Investing in REIT properties may seem like a good way to get started in investing in commercial real estate, especially if you don’t have millions to invest. REITs (which stands for Real Estate Investment Trust) are funded by a group of investors who put their money together to buy and sell real estate.
Dividends are collected monthly or quarterly, and taxes -including capital gains taxes – still apply. REITs typically last between five to ten years, after properties are sold and the profits distributed amongst investors.
With REITs and other crowdfunding platforms popping up daily, some first-time investors choose REITs hoping to make higher profits despite their inherent volatility. However, although they all seem like an ideal way of diversifying your portfolio while spreading the risk of owning investment property between a group of people, the truth is that REITs present a fair number of risks for uninformed investors.
REITs Have A Fixed Maturity And Must Be Sold Regardless Of Market Conditions
There is a quite a bit of pressure for REIT managers to get the highest price possible for a property. However, what happens when properties bought at the height of the real estate market are sold now – especially when the market is lower (in general) than when they were originally bought? Obviously, the REIT manager won’t want investors to lose money since investors would leave.
Instead, some REIT managers choose to sell the property at an artificially inflated price, which you the investor ends up paying since you won’t be directly involved in the selling of the property.

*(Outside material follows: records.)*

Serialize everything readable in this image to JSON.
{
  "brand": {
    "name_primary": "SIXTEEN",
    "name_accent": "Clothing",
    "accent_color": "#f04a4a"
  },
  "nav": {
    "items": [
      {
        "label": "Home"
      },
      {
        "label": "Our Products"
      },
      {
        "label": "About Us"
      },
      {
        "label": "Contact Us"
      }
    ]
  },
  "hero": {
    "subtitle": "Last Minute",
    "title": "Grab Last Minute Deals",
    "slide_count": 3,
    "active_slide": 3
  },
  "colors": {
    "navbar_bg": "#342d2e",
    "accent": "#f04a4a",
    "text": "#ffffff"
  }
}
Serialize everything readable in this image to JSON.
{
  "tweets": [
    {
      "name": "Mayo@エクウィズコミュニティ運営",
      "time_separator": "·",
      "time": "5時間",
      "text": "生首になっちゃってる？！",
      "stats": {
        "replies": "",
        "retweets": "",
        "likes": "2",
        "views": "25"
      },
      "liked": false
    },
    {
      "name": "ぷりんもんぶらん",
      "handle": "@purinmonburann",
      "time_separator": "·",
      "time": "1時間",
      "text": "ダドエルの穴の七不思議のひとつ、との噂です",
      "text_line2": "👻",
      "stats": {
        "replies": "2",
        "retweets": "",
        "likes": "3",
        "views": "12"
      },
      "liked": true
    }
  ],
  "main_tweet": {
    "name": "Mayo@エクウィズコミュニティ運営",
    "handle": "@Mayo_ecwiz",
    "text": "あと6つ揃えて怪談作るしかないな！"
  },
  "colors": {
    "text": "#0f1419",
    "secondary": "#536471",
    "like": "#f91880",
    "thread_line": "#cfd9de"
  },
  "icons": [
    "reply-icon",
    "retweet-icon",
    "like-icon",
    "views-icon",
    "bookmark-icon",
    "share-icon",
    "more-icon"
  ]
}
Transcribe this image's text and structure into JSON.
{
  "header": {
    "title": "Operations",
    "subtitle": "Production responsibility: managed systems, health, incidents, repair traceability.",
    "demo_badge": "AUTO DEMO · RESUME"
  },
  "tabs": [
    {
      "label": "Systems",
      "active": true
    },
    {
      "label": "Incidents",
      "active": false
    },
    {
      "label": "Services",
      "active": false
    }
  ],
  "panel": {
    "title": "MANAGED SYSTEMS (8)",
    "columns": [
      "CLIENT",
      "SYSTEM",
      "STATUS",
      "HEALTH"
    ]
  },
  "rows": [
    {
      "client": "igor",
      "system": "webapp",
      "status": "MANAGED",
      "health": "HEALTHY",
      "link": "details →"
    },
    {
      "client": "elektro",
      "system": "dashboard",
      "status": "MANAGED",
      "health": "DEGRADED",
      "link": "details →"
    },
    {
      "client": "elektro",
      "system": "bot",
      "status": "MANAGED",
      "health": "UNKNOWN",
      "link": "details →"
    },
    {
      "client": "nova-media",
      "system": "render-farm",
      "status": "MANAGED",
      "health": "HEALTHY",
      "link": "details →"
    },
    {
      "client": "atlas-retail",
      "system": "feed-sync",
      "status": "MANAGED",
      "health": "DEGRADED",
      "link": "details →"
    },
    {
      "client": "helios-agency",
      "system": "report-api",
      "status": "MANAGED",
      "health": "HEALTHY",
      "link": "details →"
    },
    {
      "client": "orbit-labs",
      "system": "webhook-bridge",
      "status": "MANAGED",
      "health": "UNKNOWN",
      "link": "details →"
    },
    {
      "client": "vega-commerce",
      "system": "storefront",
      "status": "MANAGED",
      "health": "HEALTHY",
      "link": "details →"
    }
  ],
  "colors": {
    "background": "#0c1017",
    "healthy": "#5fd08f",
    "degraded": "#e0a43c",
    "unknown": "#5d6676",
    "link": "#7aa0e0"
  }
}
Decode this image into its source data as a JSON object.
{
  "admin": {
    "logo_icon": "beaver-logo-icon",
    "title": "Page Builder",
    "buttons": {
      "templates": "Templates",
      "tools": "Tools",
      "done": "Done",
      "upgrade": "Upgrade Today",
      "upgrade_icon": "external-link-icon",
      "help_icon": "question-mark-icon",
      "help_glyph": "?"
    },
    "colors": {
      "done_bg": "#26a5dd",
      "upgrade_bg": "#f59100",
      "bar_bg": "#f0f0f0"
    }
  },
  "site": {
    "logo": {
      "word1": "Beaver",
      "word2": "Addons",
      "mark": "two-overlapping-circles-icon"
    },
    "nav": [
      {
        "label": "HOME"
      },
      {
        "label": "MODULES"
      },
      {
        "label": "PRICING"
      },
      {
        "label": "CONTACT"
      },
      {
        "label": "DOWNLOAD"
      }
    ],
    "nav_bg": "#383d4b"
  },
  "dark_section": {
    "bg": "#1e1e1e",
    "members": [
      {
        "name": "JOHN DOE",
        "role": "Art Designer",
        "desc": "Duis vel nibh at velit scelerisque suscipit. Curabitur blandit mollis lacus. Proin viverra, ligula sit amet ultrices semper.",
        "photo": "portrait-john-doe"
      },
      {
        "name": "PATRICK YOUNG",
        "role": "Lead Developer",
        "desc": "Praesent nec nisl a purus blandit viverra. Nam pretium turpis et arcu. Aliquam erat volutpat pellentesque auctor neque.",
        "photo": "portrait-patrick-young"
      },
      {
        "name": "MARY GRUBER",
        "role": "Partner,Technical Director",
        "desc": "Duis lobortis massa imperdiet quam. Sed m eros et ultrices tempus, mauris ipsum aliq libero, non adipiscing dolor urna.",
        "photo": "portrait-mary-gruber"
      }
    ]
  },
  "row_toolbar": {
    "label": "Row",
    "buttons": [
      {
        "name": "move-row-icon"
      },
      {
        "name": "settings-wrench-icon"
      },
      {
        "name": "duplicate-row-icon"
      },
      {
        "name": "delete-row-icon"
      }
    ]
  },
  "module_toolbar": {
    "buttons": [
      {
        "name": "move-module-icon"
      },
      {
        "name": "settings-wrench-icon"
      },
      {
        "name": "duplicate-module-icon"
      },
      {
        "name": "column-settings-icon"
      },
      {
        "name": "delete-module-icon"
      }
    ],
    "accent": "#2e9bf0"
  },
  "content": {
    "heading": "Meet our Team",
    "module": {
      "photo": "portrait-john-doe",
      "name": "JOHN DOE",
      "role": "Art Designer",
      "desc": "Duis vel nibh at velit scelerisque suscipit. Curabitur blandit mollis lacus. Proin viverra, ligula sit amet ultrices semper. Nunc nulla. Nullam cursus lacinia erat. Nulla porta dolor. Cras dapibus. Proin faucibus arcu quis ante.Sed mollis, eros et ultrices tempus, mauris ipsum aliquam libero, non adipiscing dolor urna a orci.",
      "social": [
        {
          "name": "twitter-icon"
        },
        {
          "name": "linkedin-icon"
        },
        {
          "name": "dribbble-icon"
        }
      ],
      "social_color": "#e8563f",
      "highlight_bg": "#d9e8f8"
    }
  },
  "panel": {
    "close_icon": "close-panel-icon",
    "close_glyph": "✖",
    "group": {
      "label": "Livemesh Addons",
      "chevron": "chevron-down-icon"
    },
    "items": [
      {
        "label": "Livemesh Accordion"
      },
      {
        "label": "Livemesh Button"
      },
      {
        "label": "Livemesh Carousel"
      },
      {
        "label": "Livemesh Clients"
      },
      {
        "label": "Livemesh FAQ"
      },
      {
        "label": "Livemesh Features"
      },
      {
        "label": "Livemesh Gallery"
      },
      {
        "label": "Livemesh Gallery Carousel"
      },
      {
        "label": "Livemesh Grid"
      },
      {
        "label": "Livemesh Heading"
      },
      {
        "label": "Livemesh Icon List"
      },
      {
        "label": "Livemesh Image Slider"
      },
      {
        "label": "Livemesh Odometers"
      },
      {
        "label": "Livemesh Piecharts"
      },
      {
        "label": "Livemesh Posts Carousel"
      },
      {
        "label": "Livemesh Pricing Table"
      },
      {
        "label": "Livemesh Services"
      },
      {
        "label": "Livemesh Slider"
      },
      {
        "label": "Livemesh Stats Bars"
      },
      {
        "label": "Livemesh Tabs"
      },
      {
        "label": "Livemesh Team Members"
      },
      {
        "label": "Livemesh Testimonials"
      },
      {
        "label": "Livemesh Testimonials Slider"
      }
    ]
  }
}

The other problem that arises is that because REITs become mature after such a short period of time, they must constantly refinance their holdings in order to retain ownership of the asset. They are essentially using a short-term liability -debt -to finance a long-term asset- property.
If for any reason they find themselves unable to refinance a property then the REIT will find themselves suddenly forced to add additional funds to save the property or divest themselves of the investment at less than market value.
You could end up buying and selling a property to yourself – and lose money in the bargain.
REIT’s have become incredibly popular, and as a result, the market is exceptionally crowded. Pension funds, insurance companies, and foundations are some of the largest corporations that are investing in REIT’s, crowding out other buyers and playing havoc with the market. That’s because, with so much money to invest, managers would rather invest in several big deals rather than hundreds of smaller (and potentially less profitable) ones.
However, it’s quite common for one firm to manage several REITs, which means it’s quite possible your manager will end up buying or selling a property to a REIT they already own. This, of course, means they get paid on both ends – but you lose on both the purchase and the sale. The REIT property managers, on the other hand, end up being flush with plenty of cash to plow into another property. It also means you can’t guarantee that the property was bought or sold at the best price since the manager is not an impartial party.
You Can’t Always Investigate The Property Yourself
Admittedly due diligence isn’t a walk in the park. However, it’s the best way of making sure you purchase a property with a high chance of making you a profit… which is after all the name of the game. However non-traded REITs don’t make their numbers available to the public.
The other problem with non-traded REITs is that they can’t be sold before a 7 year period have passed. If you want to cash in your investment earlier, you will pay a fee. This is done to discourage investors from withdrawing money and forcing managers to pay dividends from money invested by fellow REITs members. It’s also done to ensure that the value of the REITs shares and the cash flow aren’t affected.
Non-traded REITs have high upfront fees, often as high as 15%. So although you may have good returns, you’ll end up paying a hefty slice of your profits on each and every REIT investment.
There is a better way to buy real estate. Buy directly. Not only will you have access to the information you need to determine whether or not the property truly fits your individual investment goals (and not those of a group of people who may not have the same investment goals or risk level as you).
Spend some time learning about the local market and the property type, and run the numbers on a potential deal. If you’re unsure whether or not a particular property has potential, contact your broker, who will help you find a property that produces a steady profit while you maintain 100% control of your investment.